In der frühen Projektentwicklungsphase wird zwar zunächst immer mit Kostenschätzungen und -planungen gearbeitet. Im weiteren Verlauf werden dann konkrete Angebote eingeholt, welche sich aber durch Änderungswünsche, Komplikationen u. ä. immer ändern können. Neben dem Problem, dass häufig die Nachkalkulation sehr vernachlässigt wird, gibt es einfach keine einheitliche Basis, auf der die Baukosten erfasst werden. Die DIN 276 Norm wird in der Regel noch einheitlich in der Kostenplanung verwendet, in der Kostendokumentation und -verfolgung gibt es dann häufig keine einheitliche Berechnung und Darstellung mehr. Wenn nach Einzelvergabe gebaut wurde, wird beispielsweise entsprechend eine Dokumentation nach Gewerken genutzt, oder eben nach ganz eigenen Kategorien dokumentiert. Das erschwerte das Ziel dieser Studie enorm, da speziell nach KG 300 und KG 400 gefragt wurde, um ein Mindestmaß an Vergleichbarkeit zu erzielen. Diese lagen aber häufig nicht vor, sondern eben tatsächlich nur abschließende Gesamtkosten, welche sich nicht mehr aufgliedern lassen.

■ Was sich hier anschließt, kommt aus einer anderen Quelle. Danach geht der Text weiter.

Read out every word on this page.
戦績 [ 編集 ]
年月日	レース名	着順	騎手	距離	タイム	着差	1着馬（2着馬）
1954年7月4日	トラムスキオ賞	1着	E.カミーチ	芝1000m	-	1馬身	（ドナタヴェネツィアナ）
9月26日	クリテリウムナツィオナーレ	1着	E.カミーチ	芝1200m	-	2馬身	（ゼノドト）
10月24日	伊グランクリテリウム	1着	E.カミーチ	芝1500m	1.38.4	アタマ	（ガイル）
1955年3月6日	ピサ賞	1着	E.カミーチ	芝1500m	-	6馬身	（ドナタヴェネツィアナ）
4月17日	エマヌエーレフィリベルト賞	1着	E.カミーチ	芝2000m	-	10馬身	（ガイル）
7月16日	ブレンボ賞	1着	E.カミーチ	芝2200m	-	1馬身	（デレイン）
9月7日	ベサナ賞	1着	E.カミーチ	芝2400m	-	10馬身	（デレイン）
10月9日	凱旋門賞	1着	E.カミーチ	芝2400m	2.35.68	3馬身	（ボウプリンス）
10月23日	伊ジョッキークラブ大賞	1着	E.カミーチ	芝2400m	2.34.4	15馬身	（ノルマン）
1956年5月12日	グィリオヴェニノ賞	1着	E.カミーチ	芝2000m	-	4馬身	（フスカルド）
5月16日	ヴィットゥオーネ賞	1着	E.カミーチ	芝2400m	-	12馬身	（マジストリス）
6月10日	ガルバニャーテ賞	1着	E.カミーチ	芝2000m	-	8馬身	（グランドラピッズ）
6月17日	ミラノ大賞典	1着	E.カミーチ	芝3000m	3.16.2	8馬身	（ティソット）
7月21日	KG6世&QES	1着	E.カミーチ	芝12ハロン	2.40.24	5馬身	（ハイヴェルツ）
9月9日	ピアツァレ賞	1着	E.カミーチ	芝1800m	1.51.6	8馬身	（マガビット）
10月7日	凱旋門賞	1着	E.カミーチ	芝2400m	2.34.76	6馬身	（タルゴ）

Frau Popescu hatte sich selbst für die Datensammlung eine Frist bis Ende Januar 2015 gesetzt und rechnete damit, bis dahin 15 verwertbare Datensätze erhalten zu haben. Das Interesse an erhöhter Kostentransparenz bewertete sie aufgrund zahlreicher Gespräche mit Verantwortlichen aus der Branche zwar als enorm, aber die geringe Zahl der verwertbaren Datensätze reiche leider für die Studie in der geplanten Form nicht aus. Und eine längere Dauer würde den zeitlichen Rahmen einer Masterarbeit sprengen.

Wolle man die Studie erfolgreich durchführen, müsse man die Zahlen, über welche die meisten Unternehmen nur verfügen, kosten- und zeitintensiv anhand aller zur Verfügung stehenden Unterlagen nachberechnen, um so vergleichbare Werte zu erhalten. Der ZIA hat sich dafür ausgesprochen, die Studie dennoch zu realisieren. Aus Sicht aller am Hotelbauprojekt Beteiligten kann es nur von Vorteil sein, die Ergebnisse einer solchen Datensammlung in zukünftige Planungen mit einbeziehen zu können. Deshalb hoffen wir auf eine erfolgreiche Weiterführung der Studie durch den ZIA und werden dann gerne im Rahmen unserer Möglichkeiten unterstützend zur Verfügung stehen.